A witness protection agreement with a criminal is a business deal and it should be accompanied by strict arrangements according to minister Yeşilgöz-Zegerius. For this purpose, she wants to lay out a framework with laws and regulations up front. It is also examined how this has been arranged legally in other countries. It must be clear to everyone what standardized arrangements apply. If a crown witness gradually fails to comply with the arrangements, a crown witness deal may be dissolved by the State unilaterally. The framework that is being elaborated concerns the protective measures to be taken, the rights and duties of the State and those of the persons to be protected and contributions to the cost of living.

Apart from the internal testing of the crown witness deal surrounding a criminal trial, there must also be an independent test of the witness protection agreement. It is still being investigated who is going to perform this test. Consideration is given to an examining magistrate, another independent judge or an independent committee. The object is more transparency, but this requires great caution. After all, the witness protection agreement contains very sensitive information that may endanger all those concerned if it becomes more widely known. In the elaboration of legislation and regulations the minister will also include the investigation of the Procurator General at the Supreme Court on the subject, which is expected before the end of the year.
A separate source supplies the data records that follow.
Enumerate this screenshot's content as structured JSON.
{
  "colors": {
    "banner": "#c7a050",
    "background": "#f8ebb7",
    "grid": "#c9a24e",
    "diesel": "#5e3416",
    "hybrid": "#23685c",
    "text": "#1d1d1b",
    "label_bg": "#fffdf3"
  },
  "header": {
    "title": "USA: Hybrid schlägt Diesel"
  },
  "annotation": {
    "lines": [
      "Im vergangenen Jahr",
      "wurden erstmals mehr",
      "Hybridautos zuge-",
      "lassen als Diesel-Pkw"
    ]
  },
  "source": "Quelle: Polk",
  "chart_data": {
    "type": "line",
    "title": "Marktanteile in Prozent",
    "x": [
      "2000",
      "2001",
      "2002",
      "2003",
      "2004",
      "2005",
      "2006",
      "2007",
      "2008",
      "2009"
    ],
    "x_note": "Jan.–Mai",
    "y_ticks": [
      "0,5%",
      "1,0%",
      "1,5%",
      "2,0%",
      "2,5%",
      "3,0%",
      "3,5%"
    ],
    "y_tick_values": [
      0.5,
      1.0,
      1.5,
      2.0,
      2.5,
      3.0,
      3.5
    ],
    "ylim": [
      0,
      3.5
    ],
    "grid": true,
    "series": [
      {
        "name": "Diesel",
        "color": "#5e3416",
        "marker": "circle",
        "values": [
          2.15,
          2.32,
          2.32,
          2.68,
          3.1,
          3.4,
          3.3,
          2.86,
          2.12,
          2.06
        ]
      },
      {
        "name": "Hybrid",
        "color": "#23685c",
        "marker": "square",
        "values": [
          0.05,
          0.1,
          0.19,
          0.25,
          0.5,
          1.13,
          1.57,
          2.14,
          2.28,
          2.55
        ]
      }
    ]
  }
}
Punishment for serious drug crimes

In the past decades organized crime has changed and hardened enormously. The Netherlands has developed into a major producer of synthetic drugs and a transit country of hard drugs. Drugs and criminal capital cross the country borders with extreme speed. Ruthless violence is used if anything stands in the way of the criminals. According to minister Yeşilgöz-Zegerius punishment is the final piece alongside detection and arresting criminals as much as possible. It is especially the investigative services that strike heavy blows in rounding up criminal networks thanks to the hacking of encrypted communication services such as EncroChat, SkyECC and recently Exclu.

In that connection it is important that sufficient possibilities exist to act in a clearly normative way in the case of the most serious forms of organized crime. To give more space to this the maximum sentences for serious drug crimes will be raised; for possession of hard drugs from 6 to 8 years, for dealing and producing hard drugs from 8 to 12 years, for import and export of hard drugs from 12 to 16 years and for committing preparatory acts for hard drug crimes from 6 to 8 years. It is expected that consultation concerning the legislative proposal can take place in the coming autumn.